Goleiro Jackson Follmann tem perna amputada após acidente da Chape

Por - Medellin, Colômbia

Follman é goleiro reserva da Chapecoense (Foto: Divulgação/Linense)
Um dos seis passageiros resgatado com vida após a queda do avião da Chapecoense em Medellín, o goleiro Jackson Follmann teve uma das pernas amputadas em decorrência do acidente. A informação é da repórter Lívia Laranjeira, do SporTV. Além do jogador de 24 anos, outros dois atletas do elenco da equipe catarinense estão internados em hospitais da região: o zagueiro Neto e o lateral Alan Ruschel. Em função do acidente, a final da Copa Sul-Americana contra o Atlético Nacional foi suspensa. O primeiro jogo seria disputado nesta quarta.

- Em um acidente de avião, você sabe que a chance de sobrevivência é praticamente zero. Então, ele estar entre os sobreviventes é um milagre de Deus. A gente só está numa agonia para saber o estado de saúde dele, não sabe nada por enquanto. Se sabe que ele está no hospital - disse o pai do atleta, Paulo Follmann, em entrevista ao G1.

- A gente acordou com uma ligação da noiva dele, que tinha acontecido esse acidente. Na hora meu marido entrou em choque, ficou apavorado. Eu também. A gente fica sem chão, mas coração de mãe nunca se engana. Meu coração dizia que Deus estava protegendo ele, que ele estava bem - acrescentou a mãe, Marisa.
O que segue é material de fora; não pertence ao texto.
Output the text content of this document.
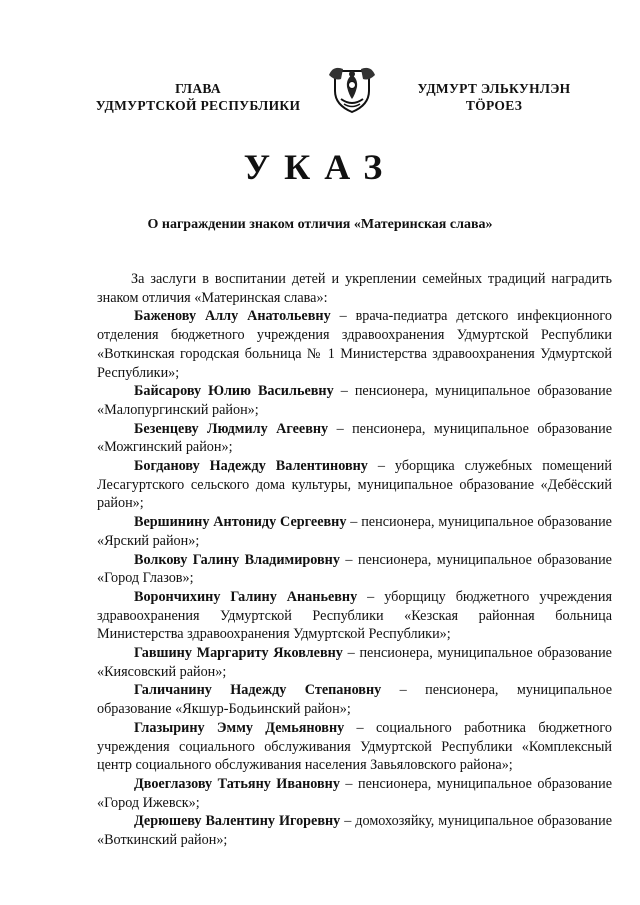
ГЛАВА
УДМУРТСКОЙ РЕСПУБЛИКИ
УДМУРТ ЭЛЬКУНЛЭН
ТӦРОЕЗ
УКАЗ
О награждении знаком отличия «Материнская слава»

За заслуги в воспитании детей и укреплении семейных традиций наградить знаком отличия «Материнская слава»:

Баженову Аллу Анатольевну – врача-педиатра детского инфекционного отделения бюджетного учреждения здравоохранения Удмуртской Республики «Воткинская городская больница № 1 Министерства здравоохранения Удмуртской Республики»;

Байсарову Юлию Васильевну – пенсионера, муниципальное образование «Малопургинский район»;

Безенцеву Людмилу Агеевну – пенсионера, муниципальное образование «Можгинский район»;

Богданову Надежду Валентиновну – уборщика служебных помещений Лесагуртского сельского дома культуры, муниципальное образование «Дебёсский район»;

Вершинину Антониду Сергеевну – пенсионера, муниципальное образование «Ярский район»;

Волкову Галину Владимировну – пенсионера, муниципальное образование «Город Глазов»;

Ворончихину Галину Ананьевну – уборщицу бюджетного учреждения здравоохранения Удмуртской Республики «Кезская районная больница Министерства здравоохранения Удмуртской Республики»;

Гавшину Маргариту Яковлевну – пенсионера, муниципальное образование «Киясовский район»;

Галичанину Надежду Степановну – пенсионера, муниципальное образование «Якшур-Бодьинский район»;

Глазырину Эмму Демьяновну – социального работника бюджетного учреждения социального обслуживания Удмуртской Республики «Комплексный центр социального обслуживания населения Завьяловского района»;

Двоеглазову Татьяну Ивановну – пенсионера, муниципальное образование «Город Ижевск»;

Дерюшеву Валентину Игоревну – домохозяйку, муниципальное образование «Воткинский район»;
Reserva de Danilo, Follmann foi contratado em maio pela Chapecoense como reforço para o Campeonato Brasileiro. No Rio Grande do Sul, Follmann jogou no Juventude e no Grêmio. Além dos jogadores, o jornalista Rafael Henzel e os comissários de bordo Erwin Tumiri e Ximena Suarez também foram resgatados com vida. Pela lista oficial das autoridades colombianas, 81 pessoas estavam a bordo.

A delegação da Chape saiu de Guarulhos para Bolívia em voo comercial com 72 passageiros e nove tripulantes. Após escala técnica, deixou Santa Cruz de La Sierra em direção a Medellín. Quando sobrevoava a região de Antióquia perdeu contato com o aeroporto, que confirmou o acidente. A causa do acidente teria sido uma pane elétrica. Ainda de acordo com a imprensa local, o piloto teria liberado combustível para evitar explosão após o pouso forçado.

O local da queda do avião é de difícil acesso. Além disso, o mau tempo na região metropolitana de Medellín, além da baixa temperatura - 5º C durante a madrugada, atrapalhou ainda mais o resgate. De acordo com informações fornecidas pelo aeroporto José Maria Córdova, a aeronave perdeu contato com a torre de controle às 21h33 locais (0h33 de Brasília) e caiu às 22h15 (01h15 de Brasília).